En todas partes, el joven príncipe parecía deleitarse en oponerse a su padre. Mantenía una estrecha amistad con Francesco Sforza, a quien tomó como modelo, mientras que Carlos VII, como se ha dicho, apoyaba los objetivos orleanistas; en España, intercambió mensajes y presentes con el príncipe de Viana. Sospechando una expedición punitiva, pues era plenamente consciente de la ofensa que había causado, el delfín se asustó al enterarse de que el rey avanzaba sobre Lyon en 1456, y el 30 de agosto abandonó su infantazgo para refugiarse en la corte de Borgoña.
Mientras Carlos VII tomaba posesión del Delfinado, Luis se puso bajo la protección de Felipe el Bueno. Felipe lo instaló en Genappes, Brabante, y, a pesar de los esfuerzos del rey por impedirlo, le concedió una pensión de 36.000 libras. Desde este asilo, el desposeído delfín continuó tenazmente, en todas direcciones, la política que había seguido previamente. Más allá de los Alpes, continuó sus intrigas, adaptándose de forma notable a las prácticas de la diplomacia italiana, en cuyo sutil arte demostró ser ya un maestro consumado; apoyó a Fernando de Nápoles contra Juan de Anjou; mantuvo una relación más estrecha que nunca con Sforza; e impulsó su acuerdo con el primogénito Carlos de Viana hasta el punto de concertar una alianza con él, oponiendo a la liga de los padres una liga de los hijos. En Inglaterra también se manifestó la misma oposición. Carlos VII apoyó a su sobrina Margarita de Anjou, y en agosto de 1457 el Gran Senescal de Normandía, Pierre de Brézé , tomó y saqueó Sandwich; en represalia, los ingleses amenazaron La Rochelle y saquearon la isla de Re. Cuando Eduardo IV venció a los lancastrianos, Carlos intentó alzar a Gales contra él. El delfín, por su parte, se alió con los yorkistas, tan estrechamente que sus soldados fueron vistos combatiendo en Towton y su estandarte ondeó en la batalla, bajo el mando de Philippe de Melun, señor de La Barde. En vísperas de la muerte de Carlos VII, los emisarios de su hijo animaban a Eduardo a atacar Francia.

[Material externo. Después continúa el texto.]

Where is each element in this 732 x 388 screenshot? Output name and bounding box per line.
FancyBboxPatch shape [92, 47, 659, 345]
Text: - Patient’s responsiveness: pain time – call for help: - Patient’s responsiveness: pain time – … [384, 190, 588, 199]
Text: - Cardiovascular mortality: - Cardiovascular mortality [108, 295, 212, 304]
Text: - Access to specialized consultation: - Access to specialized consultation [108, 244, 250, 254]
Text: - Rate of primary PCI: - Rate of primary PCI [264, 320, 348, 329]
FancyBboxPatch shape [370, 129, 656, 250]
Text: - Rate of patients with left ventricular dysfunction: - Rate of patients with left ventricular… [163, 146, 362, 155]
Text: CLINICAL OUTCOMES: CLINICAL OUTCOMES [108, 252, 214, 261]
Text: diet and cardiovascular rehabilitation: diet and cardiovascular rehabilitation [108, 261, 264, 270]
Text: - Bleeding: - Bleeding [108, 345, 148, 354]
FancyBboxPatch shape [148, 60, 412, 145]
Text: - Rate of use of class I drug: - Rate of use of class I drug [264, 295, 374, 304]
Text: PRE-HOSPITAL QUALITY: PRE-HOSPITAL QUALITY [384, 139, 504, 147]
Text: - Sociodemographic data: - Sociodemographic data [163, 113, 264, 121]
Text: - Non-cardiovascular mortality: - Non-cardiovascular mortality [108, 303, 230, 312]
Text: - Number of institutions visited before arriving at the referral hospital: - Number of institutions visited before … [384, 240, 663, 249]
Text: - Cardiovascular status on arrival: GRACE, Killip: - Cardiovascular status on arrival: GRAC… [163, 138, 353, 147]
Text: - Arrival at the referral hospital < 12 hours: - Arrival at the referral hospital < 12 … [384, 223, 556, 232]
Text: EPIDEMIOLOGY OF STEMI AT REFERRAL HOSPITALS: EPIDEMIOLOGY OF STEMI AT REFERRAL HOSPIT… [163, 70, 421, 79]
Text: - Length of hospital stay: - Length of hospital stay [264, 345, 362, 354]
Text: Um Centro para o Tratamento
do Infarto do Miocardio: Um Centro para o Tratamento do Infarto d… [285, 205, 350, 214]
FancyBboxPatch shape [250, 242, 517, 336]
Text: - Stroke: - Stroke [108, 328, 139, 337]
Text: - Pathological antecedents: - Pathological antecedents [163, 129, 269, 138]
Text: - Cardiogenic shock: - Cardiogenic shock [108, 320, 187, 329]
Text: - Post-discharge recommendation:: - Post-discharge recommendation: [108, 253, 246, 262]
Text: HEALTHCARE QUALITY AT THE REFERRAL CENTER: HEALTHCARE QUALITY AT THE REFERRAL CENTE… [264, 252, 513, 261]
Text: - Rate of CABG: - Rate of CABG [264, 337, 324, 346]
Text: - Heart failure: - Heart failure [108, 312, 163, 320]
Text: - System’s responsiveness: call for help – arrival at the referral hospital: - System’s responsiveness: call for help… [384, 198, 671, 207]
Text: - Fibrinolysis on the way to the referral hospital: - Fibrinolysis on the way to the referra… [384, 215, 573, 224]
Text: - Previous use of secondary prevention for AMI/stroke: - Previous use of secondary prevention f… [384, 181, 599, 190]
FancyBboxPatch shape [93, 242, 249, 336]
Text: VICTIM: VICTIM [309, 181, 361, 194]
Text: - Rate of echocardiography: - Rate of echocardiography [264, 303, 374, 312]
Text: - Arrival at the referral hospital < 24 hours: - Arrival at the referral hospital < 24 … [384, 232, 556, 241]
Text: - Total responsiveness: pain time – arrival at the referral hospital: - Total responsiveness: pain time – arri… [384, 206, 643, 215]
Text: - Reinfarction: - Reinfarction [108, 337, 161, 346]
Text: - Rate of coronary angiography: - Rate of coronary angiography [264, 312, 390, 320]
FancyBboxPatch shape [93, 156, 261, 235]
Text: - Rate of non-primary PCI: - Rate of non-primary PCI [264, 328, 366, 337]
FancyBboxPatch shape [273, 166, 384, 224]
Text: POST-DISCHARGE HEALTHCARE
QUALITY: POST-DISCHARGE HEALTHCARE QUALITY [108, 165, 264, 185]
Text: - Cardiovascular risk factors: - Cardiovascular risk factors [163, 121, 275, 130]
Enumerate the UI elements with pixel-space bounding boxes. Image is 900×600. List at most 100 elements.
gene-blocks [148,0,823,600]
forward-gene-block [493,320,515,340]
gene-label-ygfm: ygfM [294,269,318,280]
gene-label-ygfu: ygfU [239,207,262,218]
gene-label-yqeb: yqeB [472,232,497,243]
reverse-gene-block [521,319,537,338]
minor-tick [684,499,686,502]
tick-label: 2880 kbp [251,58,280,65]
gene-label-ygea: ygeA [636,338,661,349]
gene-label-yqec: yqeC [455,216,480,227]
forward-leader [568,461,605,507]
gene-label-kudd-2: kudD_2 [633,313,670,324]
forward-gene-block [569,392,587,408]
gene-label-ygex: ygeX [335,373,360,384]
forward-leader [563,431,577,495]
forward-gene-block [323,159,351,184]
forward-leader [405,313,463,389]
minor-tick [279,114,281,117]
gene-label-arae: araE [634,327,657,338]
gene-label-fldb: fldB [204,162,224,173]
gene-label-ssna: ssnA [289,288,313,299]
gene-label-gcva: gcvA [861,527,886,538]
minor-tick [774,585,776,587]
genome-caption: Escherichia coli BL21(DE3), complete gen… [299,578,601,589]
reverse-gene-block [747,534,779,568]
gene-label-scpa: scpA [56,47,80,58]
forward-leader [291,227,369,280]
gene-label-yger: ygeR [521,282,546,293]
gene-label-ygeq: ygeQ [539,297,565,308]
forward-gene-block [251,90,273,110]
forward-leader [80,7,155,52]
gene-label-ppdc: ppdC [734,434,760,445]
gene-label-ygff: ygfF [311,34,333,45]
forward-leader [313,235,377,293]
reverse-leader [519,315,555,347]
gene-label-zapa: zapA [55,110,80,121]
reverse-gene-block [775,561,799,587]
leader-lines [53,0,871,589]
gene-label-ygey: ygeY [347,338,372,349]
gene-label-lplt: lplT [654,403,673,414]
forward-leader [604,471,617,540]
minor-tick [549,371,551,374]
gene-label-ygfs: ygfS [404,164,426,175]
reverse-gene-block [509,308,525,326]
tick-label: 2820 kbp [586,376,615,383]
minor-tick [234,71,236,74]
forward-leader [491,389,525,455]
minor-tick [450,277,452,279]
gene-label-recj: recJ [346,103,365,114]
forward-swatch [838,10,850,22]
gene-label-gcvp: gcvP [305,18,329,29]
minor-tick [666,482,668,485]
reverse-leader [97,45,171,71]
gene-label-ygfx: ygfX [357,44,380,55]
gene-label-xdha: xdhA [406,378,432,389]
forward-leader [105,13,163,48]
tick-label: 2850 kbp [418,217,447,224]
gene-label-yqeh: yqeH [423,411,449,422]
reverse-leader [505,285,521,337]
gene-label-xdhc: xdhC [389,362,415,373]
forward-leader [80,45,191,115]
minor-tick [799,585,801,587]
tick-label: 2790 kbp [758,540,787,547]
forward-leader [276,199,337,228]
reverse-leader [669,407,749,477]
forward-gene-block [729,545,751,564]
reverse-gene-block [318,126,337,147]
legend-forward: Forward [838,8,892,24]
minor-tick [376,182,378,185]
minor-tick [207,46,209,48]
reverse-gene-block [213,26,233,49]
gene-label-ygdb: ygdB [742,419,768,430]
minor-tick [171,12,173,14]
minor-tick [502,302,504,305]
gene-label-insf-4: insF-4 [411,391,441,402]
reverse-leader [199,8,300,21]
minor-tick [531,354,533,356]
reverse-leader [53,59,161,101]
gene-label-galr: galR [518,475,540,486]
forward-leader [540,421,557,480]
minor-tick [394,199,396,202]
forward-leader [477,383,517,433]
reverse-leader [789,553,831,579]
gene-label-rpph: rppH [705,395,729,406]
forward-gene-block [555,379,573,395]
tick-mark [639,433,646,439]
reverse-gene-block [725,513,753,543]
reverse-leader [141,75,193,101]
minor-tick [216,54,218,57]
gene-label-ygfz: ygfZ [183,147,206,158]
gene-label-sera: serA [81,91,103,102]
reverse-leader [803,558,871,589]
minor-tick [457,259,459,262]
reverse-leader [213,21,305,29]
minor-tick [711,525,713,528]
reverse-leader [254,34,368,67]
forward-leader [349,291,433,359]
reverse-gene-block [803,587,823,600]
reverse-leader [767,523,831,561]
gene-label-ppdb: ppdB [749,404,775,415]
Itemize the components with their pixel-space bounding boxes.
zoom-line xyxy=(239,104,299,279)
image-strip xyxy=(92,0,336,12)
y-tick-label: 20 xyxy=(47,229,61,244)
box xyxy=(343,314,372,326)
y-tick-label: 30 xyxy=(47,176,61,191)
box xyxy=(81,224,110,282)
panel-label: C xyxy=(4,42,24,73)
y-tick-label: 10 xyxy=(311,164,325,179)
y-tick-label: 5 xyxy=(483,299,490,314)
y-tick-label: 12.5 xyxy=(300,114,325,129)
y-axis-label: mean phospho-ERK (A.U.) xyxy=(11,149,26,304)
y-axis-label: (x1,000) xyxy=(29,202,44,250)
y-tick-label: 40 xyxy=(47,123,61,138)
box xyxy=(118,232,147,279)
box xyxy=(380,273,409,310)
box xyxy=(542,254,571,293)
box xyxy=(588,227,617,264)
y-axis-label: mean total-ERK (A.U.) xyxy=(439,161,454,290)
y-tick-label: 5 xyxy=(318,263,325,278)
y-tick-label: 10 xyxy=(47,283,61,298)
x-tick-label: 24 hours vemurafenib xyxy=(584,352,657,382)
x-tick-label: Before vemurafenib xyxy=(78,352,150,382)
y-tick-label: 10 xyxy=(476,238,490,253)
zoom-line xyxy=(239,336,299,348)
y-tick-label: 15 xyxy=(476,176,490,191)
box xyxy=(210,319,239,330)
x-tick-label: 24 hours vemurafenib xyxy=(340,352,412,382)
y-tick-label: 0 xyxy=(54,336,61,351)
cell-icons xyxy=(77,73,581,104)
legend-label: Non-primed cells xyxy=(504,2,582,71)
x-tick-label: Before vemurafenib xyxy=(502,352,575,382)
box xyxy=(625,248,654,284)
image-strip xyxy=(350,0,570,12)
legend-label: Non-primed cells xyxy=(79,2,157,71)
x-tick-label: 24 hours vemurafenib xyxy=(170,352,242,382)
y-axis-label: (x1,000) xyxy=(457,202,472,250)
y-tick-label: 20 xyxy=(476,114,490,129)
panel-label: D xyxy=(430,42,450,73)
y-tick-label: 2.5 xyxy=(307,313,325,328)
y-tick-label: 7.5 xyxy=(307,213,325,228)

Este último episodio revela la intensidad del miedo y el odio mutuos que existían entre padre e hijo. Estos sentimientos no pueden dudarse en ninguno de los dos. La impaciencia por reinar había llegado a tal punto en el heredero al trono que había perdido por completo el interés por Francia.
En Carlos VII, ya al final de sus días, esta amarga y antinatural lucha había engendrado terrores imaginativos: enfermo, sospechaba que su hijo quería envenenarlo. Sin embargo, Carlos VII murió el 22 de julio de 1461, no por inanición voluntaria, sino como resultado de una necrosis mandibular que le impidió ingerir alimento alguno. Fue en esta culminación de malestar moral y físico que llegó a su doloroso final la carrera de aquel «que había hecho tantas cosas buenas en Francia»: durante su reinado, el reino de Francia no solo había escapado del inmenso peligro de la dominación inglesa; había adquirido una concepción definida de su independencia, su dignidad y su fuerza; había ligado su destino al de la dinastía nacional; finalmente, había optado por el régimen monárquico y por instituciones que, con su sólida estructura, permanecerían como fundamento del gobierno centralizado de los tiempos modernos.